東京大学附属図書館は、総合図書館などの中心となる館以外にも多くの部局図書館が点在し、それらの部局図書館に蔵書の多くが収蔵されている。各館は独自の展開を遂げてきており、ある館は研究室の中にあって、学生や教員と生活を共にし、またある館は特別な空間にあって、普段とは違う思いの中で勉強や研究に打ち込みたいときに利用される場所となってきた。このように、私が研究対象として見てきた附属図書館は、図書館としての多くの形を過去から現在にわたって示してきた。
特に、それらが各館において蔵書を通して示してきた知の体系は、各部局の学問の歴史の多様さの一端を示していると言える。その時代の動向と結びついたり、歴代の教員が収集にかかわったり、さらには教員の私蔵書が寄贈されているケースもある。それは一つの分かりやすい体系ではないかもしれないが、各部局が紆余曲折を経て、今の部局、そして東京大学を形作ってきた歴史を物理的な場所において示している。
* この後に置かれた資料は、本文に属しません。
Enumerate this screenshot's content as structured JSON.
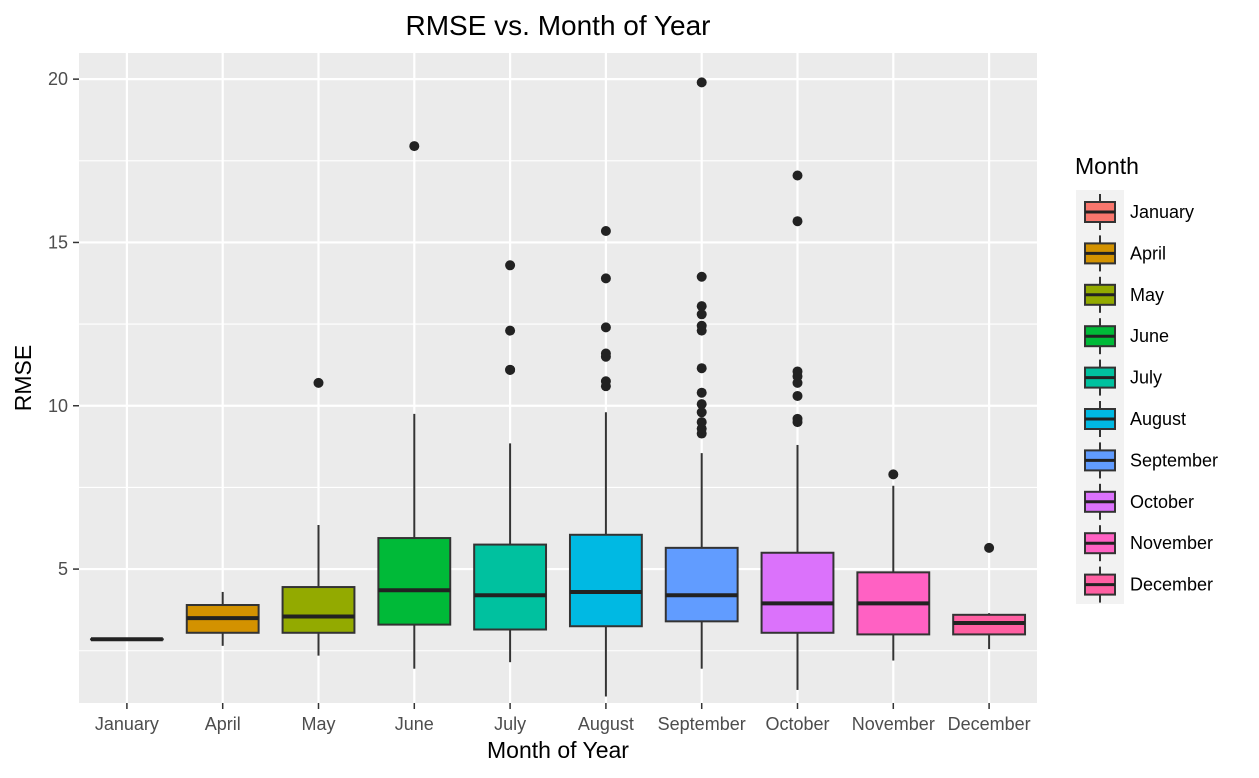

個人的に最も印象に残っている蔵書を例にしてみると、修士論文を執筆する際にお世話になった文学部心理学研究室の図書室のものがあげられる。この図書室の蔵書はもちろん心理学を中心としているのだが、当時私が驚いたのはその分類であった。それは、心理学に特化したユニークなものだった。現代の一般的な図書館で使われている分類とは全く違うので調べてみると、少なくともその原型は昭和初期から使われているものらしく、元になった分類は当時から国際的に有力な学術誌のものであった。この分類、そしてこの分類に基づいた本の排架を通じて、一つの小さな図書室が心理学という学問全体の歴史へとつながっていき、それを学生や教員が実感できる場面が想像され、その後自分が行う研究の構想にもつながるものとなった。
資料の電子化やコロナ禍といった、物理的な場所に蔵書や人が集まることを見直す動きが、現代ではさまざまある。それでも物理的な場所としての図書館が蔵書を中心に体現する知の体系は、今後も研究者たちを惹きつけ続けると信じたい、私がその一人であったように。